How the Brain Calculates Danger: Unmasking Lateral Septum Function
Source PublicationNature
Primary AuthorsBhatti Mazo, Berger, Pasqualini et al.

A mouse freezes in the dim shadows, its heart hammering as a sudden shape looms overhead. To survive, its brain must instantly calculate whether to bolt or stay still, blending past memory with raw instinct.
For decades, the exact neural centre where these split-second survival calculations occur remained a mystery. Scientists knew the brain processed fear, but not how it weighed context against immediate physical danger.
Mapping Lateral Septum Function under Threat
In a new study, researchers tracked a specific population of cells in mice called LSCrhr2 neurons. Using single-cell calcium imaging and molecular sequencing, the team measured how these cells fire when threats appear in the environment.

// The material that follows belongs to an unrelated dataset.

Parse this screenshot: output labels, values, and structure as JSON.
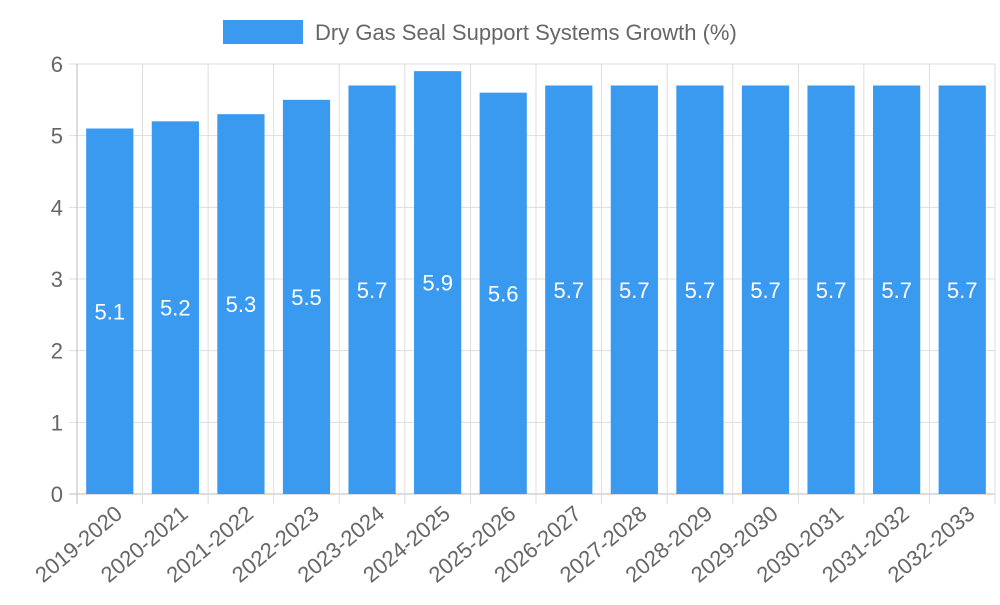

They discovered that these neurons act as a dynamic calculator, forming a real-time representation of danger that predicts the animal's next defensive action. This representation is formed by combining distinct signals from two different brain regions:
- The hippocampus provides spatial and environmental cues, telling the animal where the danger is.
- The hypothalamus provides action-related signals, preparing the physical body to react.
- The LSCrhr2 neurons synthesise these inputs to predict behavioural outcomes.
A Blueprint for Survival
This integration suggests that the lateral septum does not merely pass messages along; it actively organises the survival response. By combining memory and physical readiness, the circuit allows mammals to navigate complex danger.
These findings could alter how we understand human anxiety and stress disorders, where threat detection goes awry. Understanding this circuitry may lead to targeted therapies that help quieten overactive fear responses without dampening normal emotions.